Réunion du 15 mai 2008 à 15h00
Protection du secret des sources des journalistes — Discussion générale

Photo issue du site de l'Assemblée nationale ou de WikipediaPascale Got :

Monsieur le président, madame la ministre, mes chers collègues, ce projet de loi trouve sûrement sa source dans une succession d'affaires contre des journalistes, que, franchement, on aurait préféré ne pas connaître dans notre démocratie.

Rappelez-vous les perquisitions aux sièges du Parisien, de L'Équipe, du Point, du Canard enchaîné – j'en oublie, et même des plus récentes.

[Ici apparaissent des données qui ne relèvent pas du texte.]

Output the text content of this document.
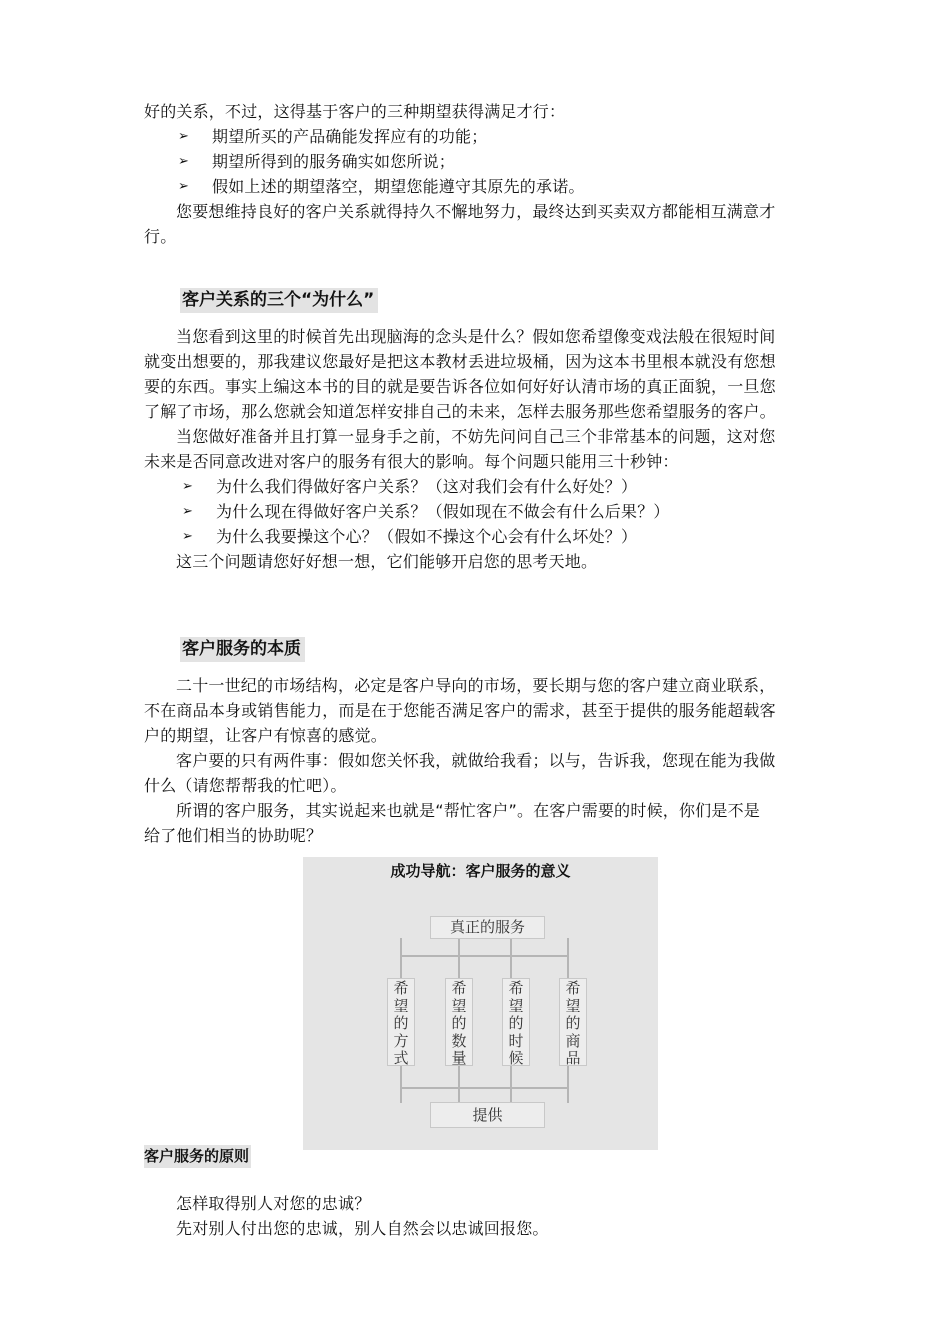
好的关系，不过，这得基于客户的三种期望获得满足才行：
➢ 期望所买的产品确能发挥应有的功能；
➢ 期望所得到的服务确实如您所说；
➢ 假如上述的期望落空，期望您能遵守其原先的承诺。
您要想维持良好的客户关系就得持久不懈地努力，最终达到买卖双方都能相互满意才
行。
客户关系的三个“为什么”
当您看到这里的时候首先出现脑海的念头是什么？假如您希望像变戏法般在很短时间
就变出想要的，那我建议您最好是把这本教材丢进垃圾桶，因为这本书里根本就没有您想
要的东西。事实上编这本书的目的就是要告诉各位如何好好认清市场的真正面貌，一旦您
了解了市场，那么您就会知道怎样安排自己的未来，怎样去服务那些您希望服务的客户。
当您做好准备并且打算一显身手之前，不妨先问问自己三个非常基本的问题，这对您
未来是否同意改进对客户的服务有很大的影响。每个问题只能用三十秒钟：
➢ 为什么我们得做好客户关系？（这对我们会有什么好处？）
➢ 为什么现在得做好客户关系？（假如现在不做会有什么后果？）
➢ 为什么我要操这个心？（假如不操这个心会有什么坏处？）
这三个问题请您好好想一想，它们能够开启您的思考天地。
客户服务的本质
二十一世纪的市场结构，必定是客户导向的市场，要长期与您的客户建立商业联系，
不在商品本身或销售能力，而是在于您能否满足客户的需求，甚至于提供的服务能超载客
户的期望，让客户有惊喜的感觉。
客户要的只有两件事：假如您关怀我，就做给我看；以与，告诉我，您现在能为我做
什么（请您帮帮我的忙吧）。
所谓的客户服务，其实说起来也就是“帮忙客户”。在客户需要的时候，你们是不是
给了他们相当的协助呢？
成功导航：客户服务的意义
真正的服务
希望的方式
希望的数量
希望的时候
希望的商品
提供
客户服务的原则
怎样取得别人对您的忠诚？
先对别人付出您的忠诚，别人自然会以忠诚回报您。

Derrière la protection du secret des sources des journalistes, c'est en réalité le respect de la liberté d'information qui est concerné et mis à mal.

La France a d'ailleurs été condamnée à plusieurs reprises par la Cour européenne des droits de l'homme pour des poursuites qu'elle avait engagées contre des journalistes – pas plus tard qu'en juillet 2007 !

Oui, il était grand temps de se mettre en règle avec la jurisprudence de la Cour européenne des droits de l'homme !

Oui, il était grand temps d'inscrire comme principe le droit pour le journaliste à la protection du secret de ses sources ! Car, contrairement à nos voisins Belges, nous sommes, sur ce sujet, de très mauvais élèves. Et vous le savez pertinemment.

Devant cette situation, un projet de loi nous est aujourd'hui soumis. Sur le principe, on peut évidemment s'en satisfaire. Il faut effectivement légiférer sur ce sujet.

Malheureusement, mes chers collègues, si ce texte peut apparaître comme une avancée, celle-ci est à l'évidence très insuffisante. Je ne peux m'empêcher de craindre un texte plutôt opportuniste. Comme tout texte plutôt opportuniste, qui cherche à redorer hâtivement un blason, colmater brièvement des brèches, il reste, « au bout du bout », malgré les apparences, un texte assez flou, trop approximatif et très facilement contournable.

Je pense, madame la ministre, que, quitte à vous saisir du sujet – et c'est tout à votre honneur –, vous auriez pu être plus volontariste et nous soumettre un texte plus ambitieux, conforme à la demande légitime des journalistes. Au lieu de cela, notre démocratie se limite, avec ce projet de loi, au strict nécessaire, alors que la loi belge, je le répète, est beaucoup plus ambitieuse.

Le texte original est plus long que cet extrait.